Ten minutes later, he heard the sound of a key in the latch. He looked up as Barbara walked in.

Her gaze flitted from his face to the paper and quickly back again.

Was that worry he saw on her features?

"I felt sick," he said dully. "I came home early."

She smiled at him, and the smile was genuine, all tiace of worry gone—if it had been there at all. She walked over to him, patted his head with one hand, picked up the stationery with the other. She gave him a quick peck on the cheek. "Other than that, how was your day?"

He looked at her, thought for a moment, forced himself to smile back. "Fine," he said slowly. "Everything was fine."

Pillow Talk

When my wife and I were dating, we used to go to this bargain theater and basically see whatever movie hap­pened to be playing that week. One night we sat in front of two young women who were commiserating with each other about their nonexistent love lives. Just before the movie started, one of the young women said that sometimes at night she fell asleep hugging her pillow. It was an odd image, and I found myself wondering if a man would ever do such a thing.

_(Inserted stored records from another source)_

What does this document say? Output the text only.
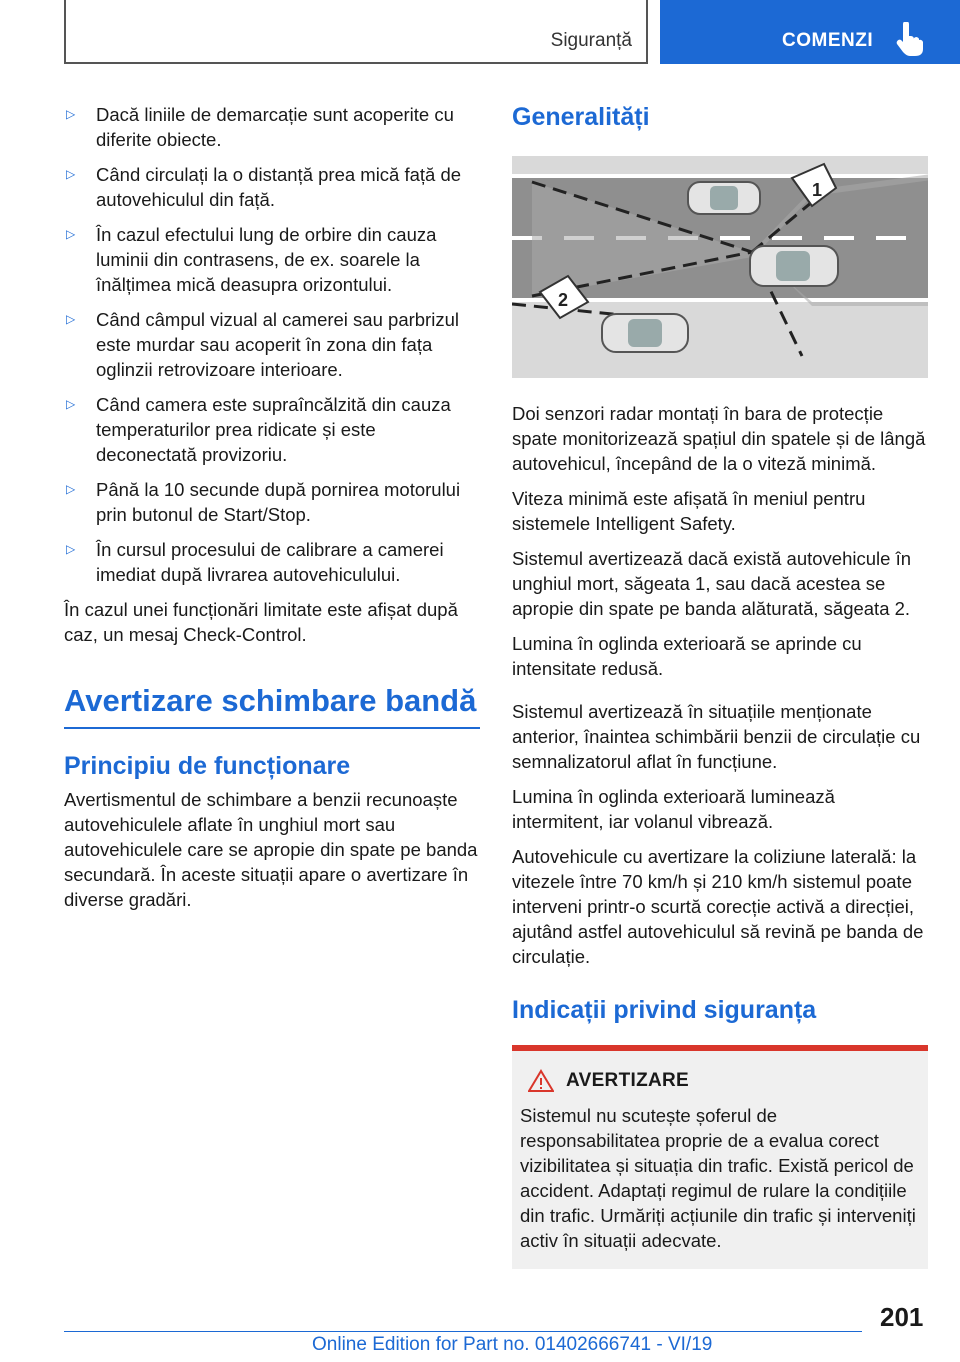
Siguranță	COMENZI
▷	Dacă liniile de demarcație sunt acoperite cu diferite obiecte.
▷	Când circulați la o distanță prea mică față de autovehiculul din față.
▷	În cazul efectului lung de orbire din cauza luminii din contrasens, de ex. soarele la înălțimea mică deasupra orizontului.
▷	Când câmpul vizual al camerei sau parbrizul este murdar sau acoperit în zona din fața oglinzii retrovizoare interioare.
▷	Când camera este supraîncălzită din cauza temperaturilor prea ridicate și este deconectată provizoriu.
▷	Până la 10 secunde după pornirea motorului prin butonul de Start/Stop.
▷	În cursul procesului de calibrare a camerei imediat după livrarea autovehiculului.

În cazul unei funcționări limitate este afișat după caz, un mesaj Check-Control.

Avertizare schimbare bandă
Principiu de funcționare

Avertismentul de schimbare a benzii recunoaște autovehiculele aflate în unghiul mort sau autovehiculele care se apropie din spate pe banda secundară. În aceste situații apare o avertizare în diverse gradări.

Generalități
1
2

Doi senzori radar montați în bara de protecție spate monitorizează spațiul din spatele și de lângă autovehicul, începând de la o viteză minimă.

Viteza minimă este afișată în meniul pentru sistemele Intelligent Safety.

Sistemul avertizează dacă există autovehicule în unghiul mort, săgeata 1, sau dacă acestea se apropie din spate pe banda alăturată, săgeata 2.

Lumina în oglinda exterioară se aprinde cu intensitate redusă.

Sistemul avertizează în situațiile menționate anterior, înaintea schimbării benzii de circulație cu semnalizatorul aflat în funcțiune.

Lumina în oglinda exterioară luminează intermitent, iar volanul vibrează.

Autovehicule cu avertizare la coliziune laterală: la vitezele între 70 km/h și 210 km/h sistemul poate interveni printr-o scurtă corecție activă a direcției, ajutând astfel autovehiculul să revină pe banda de circulație.

Indicații privind siguranța
AVERTIZARE

Sistemul nu scutește șoferul de responsabilitatea proprie de a evalua corect vizibilitatea și situația din trafic. Există pericol de accident. Adaptați regimul de rulare la condițiile din trafic. Urmăriți acțiunile din trafic și interveniți activ în situații adecvate.

201
Online Edition for Part no. 01402666741 - VI/19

And then I thought, what if a man did?

And what if the pillow hugged him back?

* * *

When my pillow first started talking to me, I ignored it. I only heard it speaking when I drifted into sleep, and I put it down to the inevitable merging of the material world and the dream world which occurs when the waking mind relin­quishes its hold on consciousness.

But when I woke up one morning and felt the pillow pulsing beneath my head, I knew something was wrong.

I jumped out of bed, simultaneously throwing the pillow away from me. It landed flat on the floor next to my dresser and was perfectly still. I bent down closely to peer at it but could see nothing out of the ordinary. I touched it with my foot, prodding it, half afraid it would leap up at me and at­tack, but there was no movement at all. I thought, perhaps, that I had dreamed the whole thing.

Then I heard the pillow speak.

It was a soft voice, whispery and seductive, neither male nor female. At first, it might sound like the rustling of dry sheets on a quiet morning or the gentle stirring of clean linen on a clothesline. But those soft sounds formed human words, turned those words into sentences, used those sen­tences to express thoughts.